O barulho da chuva some, mas um ruído estático continua no ar. Abro a janela e constato que o som vem do estádio ao fundo da minha paisagem urbana enevoada. O Paraná Clube é uma espécie de time de futebol, com a diferença que desperta mais compaixão do que rivalidade nos adversários. Um adorável azarão, assim parece. De maneira que toda e qualquer festa maior que a sua outrora pífia e agora em ascendente explosão demográfica torcida faz arranca elogios nas redes sociais pelo que há de belo no esporte. Não sei o que é, mas tenho certeza que não é a aglomeração de bêbados gritando para a grama. Deve ser, sei lá, isso de ir a um estádio e não matar ninguém.
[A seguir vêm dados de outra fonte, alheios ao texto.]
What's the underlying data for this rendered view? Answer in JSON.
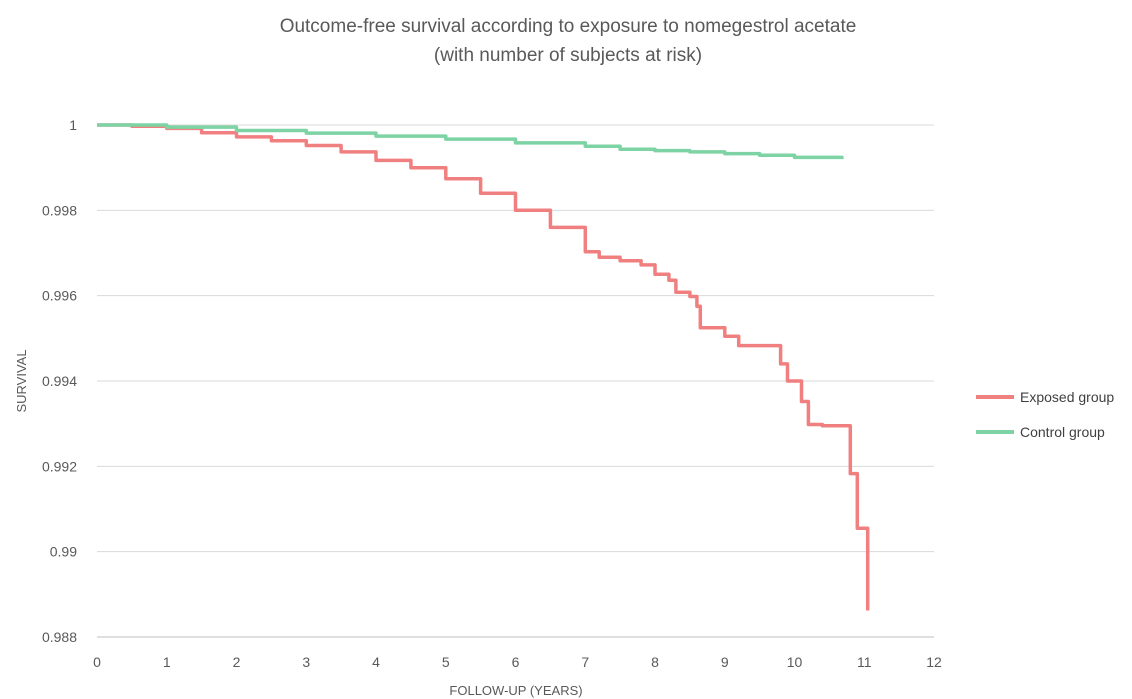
{
  "chart_data": {
    "type": "line",
    "title_lines": [
      "Outcome-free survival according to exposure to nomegestrol acetate",
      "(with number of subjects at risk)"
    ],
    "xlabel": "FOLLOW-UP (YEARS)",
    "ylabel": "SURVIVAL",
    "xlim": [
      0,
      12
    ],
    "ylim": [
      0.988,
      1.0
    ],
    "x_ticks": [
      0,
      1,
      2,
      3,
      4,
      5,
      6,
      7,
      8,
      9,
      10,
      11,
      12
    ],
    "x_tick_labels": [
      "0",
      "1",
      "2",
      "3",
      "4",
      "5",
      "6",
      "7",
      "8",
      "9",
      "10",
      "11",
      "12"
    ],
    "y_ticks": [
      0.988,
      0.99,
      0.992,
      0.994,
      0.996,
      0.998,
      1.0
    ],
    "y_tick_labels": [
      "0.988",
      "0.99",
      "0.992",
      "0.994",
      "0.996",
      "0.998",
      "1"
    ],
    "grid": "horizontal",
    "legend_position": "right",
    "step": true,
    "series": [
      {
        "name": "Exposed group",
        "color": "#f08080",
        "points": [
          [
            0,
            1.0
          ],
          [
            0.5,
            0.99997
          ],
          [
            1.0,
            0.99992
          ],
          [
            1.5,
            0.99982
          ],
          [
            2.0,
            0.99972
          ],
          [
            2.5,
            0.99963
          ],
          [
            3.0,
            0.99952
          ],
          [
            3.5,
            0.99937
          ],
          [
            4.0,
            0.99917
          ],
          [
            4.5,
            0.999
          ],
          [
            5.0,
            0.99874
          ],
          [
            5.5,
            0.9984
          ],
          [
            6.0,
            0.998
          ],
          [
            6.5,
            0.9976
          ],
          [
            7.0,
            0.99703
          ],
          [
            7.2,
            0.9969
          ],
          [
            7.5,
            0.99682
          ],
          [
            7.8,
            0.99672
          ],
          [
            8.0,
            0.9965
          ],
          [
            8.2,
            0.99636
          ],
          [
            8.3,
            0.99608
          ],
          [
            8.5,
            0.99598
          ],
          [
            8.6,
            0.99575
          ],
          [
            8.65,
            0.99525
          ],
          [
            9.0,
            0.99505
          ],
          [
            9.2,
            0.99483
          ],
          [
            9.8,
            0.9944
          ],
          [
            9.9,
            0.994
          ],
          [
            10.1,
            0.99352
          ],
          [
            10.2,
            0.99298
          ],
          [
            10.4,
            0.99295
          ],
          [
            10.8,
            0.99183
          ],
          [
            10.9,
            0.99055
          ],
          [
            11.05,
            0.98862
          ]
        ]
      },
      {
        "name": "Control group",
        "color": "#7dd3a3",
        "points": [
          [
            0,
            1.0
          ],
          [
            1.0,
            0.99995
          ],
          [
            2.0,
            0.99987
          ],
          [
            3.0,
            0.99981
          ],
          [
            4.0,
            0.99974
          ],
          [
            5.0,
            0.99967
          ],
          [
            6.0,
            0.99958
          ],
          [
            7.0,
            0.9995
          ],
          [
            7.5,
            0.99943
          ],
          [
            8.0,
            0.9994
          ],
          [
            8.5,
            0.99937
          ],
          [
            9.0,
            0.99933
          ],
          [
            9.5,
            0.99929
          ],
          [
            10.0,
            0.99924
          ],
          [
            10.68,
            0.9992
          ]
        ]
      }
    ]
  }
}
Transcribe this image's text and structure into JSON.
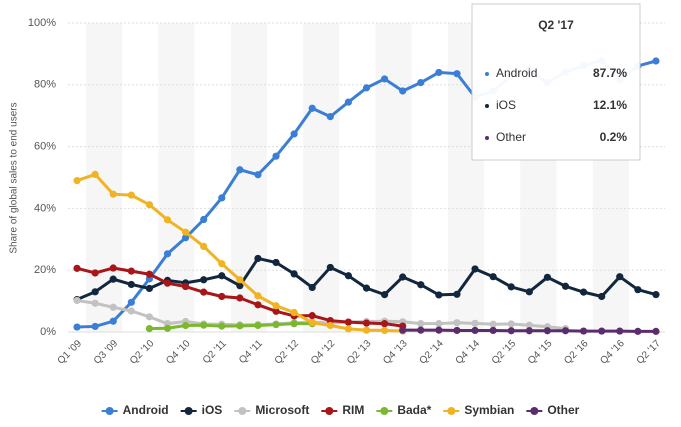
{
  "chart_data": {
    "type": "line",
    "y_axis_label": "Share of global sales to end users",
    "categories": [
      "Q1 '09",
      null,
      "Q3 '09",
      null,
      "Q2 '10",
      null,
      "Q4 '10",
      null,
      "Q2 '11",
      null,
      "Q4 '11",
      null,
      "Q2 '12",
      null,
      "Q4 '12",
      null,
      "Q2 '13",
      null,
      "Q4 '13",
      null,
      "Q2 '14",
      null,
      "Q4 '14",
      null,
      "Q2 '15",
      null,
      "Q4 '15",
      null,
      "Q2 '16",
      null,
      "Q4 '16",
      null,
      "Q2 '17"
    ],
    "ylim": [
      0,
      100
    ],
    "yticks": [
      {
        "value": 0,
        "label": "0%"
      },
      {
        "value": 20,
        "label": "20%"
      },
      {
        "value": 40,
        "label": "40%"
      },
      {
        "value": 60,
        "label": "60%"
      },
      {
        "value": 80,
        "label": "80%"
      },
      {
        "value": 100,
        "label": "100%"
      }
    ],
    "grid": true,
    "legend": "bottom",
    "series": [
      {
        "name": "Android",
        "color": "#3a7fd5",
        "values": [
          1.6,
          1.8,
          3.5,
          9.6,
          17.2,
          25.3,
          30.5,
          36.4,
          43.4,
          52.5,
          50.9,
          56.9,
          64.1,
          72.4,
          69.7,
          74.4,
          79.0,
          81.9,
          78.0,
          80.7,
          84.0,
          83.6,
          76.0,
          78.0,
          82.8,
          84.7,
          80.7,
          84.1,
          86.2,
          87.8,
          81.7,
          86.1,
          87.7
        ]
      },
      {
        "name": "iOS",
        "color": "#12263d",
        "values": [
          10.5,
          13.0,
          17.1,
          15.4,
          14.1,
          16.7,
          15.9,
          16.9,
          18.2,
          15.0,
          23.8,
          22.5,
          18.8,
          14.4,
          20.9,
          18.2,
          14.2,
          12.1,
          17.8,
          15.3,
          12.0,
          12.2,
          20.4,
          17.9,
          14.6,
          13.0,
          17.7,
          14.8,
          12.9,
          11.5,
          17.9,
          13.7,
          12.1
        ]
      },
      {
        "name": "Microsoft",
        "color": "#c2c2c2",
        "values": [
          10.2,
          9.3,
          8.0,
          6.8,
          4.9,
          2.7,
          3.4,
          2.6,
          2.5,
          2.3,
          2.4,
          2.6,
          3.0,
          3.2,
          2.9,
          3.2,
          3.4,
          3.5,
          3.3,
          2.7,
          2.7,
          3.0,
          2.8,
          2.5,
          2.6,
          2.2,
          1.7,
          1.1,
          null,
          null,
          null,
          null,
          null
        ]
      },
      {
        "name": "RIM",
        "color": "#a8161a",
        "values": [
          20.6,
          19.1,
          20.7,
          19.7,
          18.7,
          15.8,
          14.7,
          12.9,
          11.5,
          11.0,
          8.8,
          6.7,
          5.2,
          5.3,
          3.7,
          3.2,
          2.9,
          2.7,
          1.9,
          null,
          null,
          null,
          null,
          null,
          null,
          null,
          null,
          null,
          null,
          null,
          null,
          null,
          null
        ]
      },
      {
        "name": "Bada*",
        "color": "#7cb82f",
        "values": [
          null,
          null,
          null,
          null,
          1.1,
          1.2,
          2.1,
          2.2,
          1.9,
          2.0,
          2.1,
          2.4,
          2.7,
          2.7,
          null,
          null,
          null,
          null,
          null,
          null,
          null,
          null,
          null,
          null,
          null,
          null,
          null,
          null,
          null,
          null,
          null,
          null,
          null
        ]
      },
      {
        "name": "Symbian",
        "color": "#f0b323",
        "values": [
          49.0,
          51.0,
          44.6,
          44.3,
          41.2,
          36.3,
          32.3,
          27.7,
          22.1,
          16.9,
          11.7,
          8.5,
          6.3,
          3.0,
          2.1,
          1.0,
          0.6,
          0.5,
          0.3,
          null,
          null,
          null,
          null,
          null,
          null,
          null,
          null,
          null,
          null,
          null,
          null,
          null,
          null
        ]
      },
      {
        "name": "Other",
        "color": "#5c2d6d",
        "values": [
          null,
          null,
          null,
          null,
          null,
          null,
          null,
          null,
          null,
          null,
          null,
          null,
          null,
          null,
          null,
          null,
          null,
          null,
          0.6,
          0.6,
          0.6,
          0.5,
          0.5,
          0.5,
          0.4,
          0.4,
          0.4,
          0.4,
          0.3,
          0.3,
          0.3,
          0.2,
          0.2
        ]
      }
    ],
    "tooltip": {
      "title": "Q2 '17",
      "items": [
        {
          "name": "Android",
          "value_label": "87.7%"
        },
        {
          "name": "iOS",
          "value_label": "12.1%"
        },
        {
          "name": "Other",
          "value_label": "0.2%"
        }
      ]
    }
  }
}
Abro a janela do quarto para me debruçar e fico ouvindo ao longe o som de televisão fora do ar que dez mil vozes desconexas fazem quando amplificadas por uma concha acústica de paredões de arquibancada. A chuva está um pouco fina, só o suficiente para molhar de leve a testa, e o ar fresco da noite cura as feridas pulmonares causadas pelo bafo quente da tarde, que ao longo do dia agrediu toda essa gente desacostumada a viver fora do gelo. Os holofotes parecem querer iluminar a cidade inteira, o deserto negro resistindo à base de insuficientes postes de halogênio. Iluminam as cores vibrantes do estádio, vermelho e azul. A massa cinza do lado de dentro, imagino, são as pessoas que, assim como suas vozes, parecem amorfas e unificadas num único horror.
Eu assisto em silêncio. Sinto uma doce melancolia em me ausentar desse evento de multidões. Gosto da minha masmorra do vigésimo andar. Eles estão lá, e eu estou aqui.
Abro a janela do quarto para me debruçar e fico ouvindo ao longe o som de televisão fora do ar que dez mil vozes desconexas fazem quando amplificadas por uma concha acústica de paredões de arquibancada.
Percebo que falhei em ser um sujeito das massas. Não consigo compartilhar dos gostos que aglomeram as multidões em praças públicas, estádios, sambódromos e boates, ou mesmo aquelas que arrebanham no corpo a corpo, cada uma em sua casa assistindo à mesma tela. Sequer tenho uma turma de amigos que me convide para tomar um trago na calçada ou coisa que o valha. Curitiba me ensinou a ser sozinho ao mesmo tempo em que me mostrou que ninguém pode ser uma ilha. Não reclamo, a solidão me faz bem, constato, enquanto mais uma vez me dou conta de não participar da balbúrdia que acontece há poucos metros da minha casa. Os gritos explodem. Talvez alguém tenha feito um gol, ou chegado perto disso. Não sei. Fecho a janela e volto minha atenção, mais uma vez, para dentro.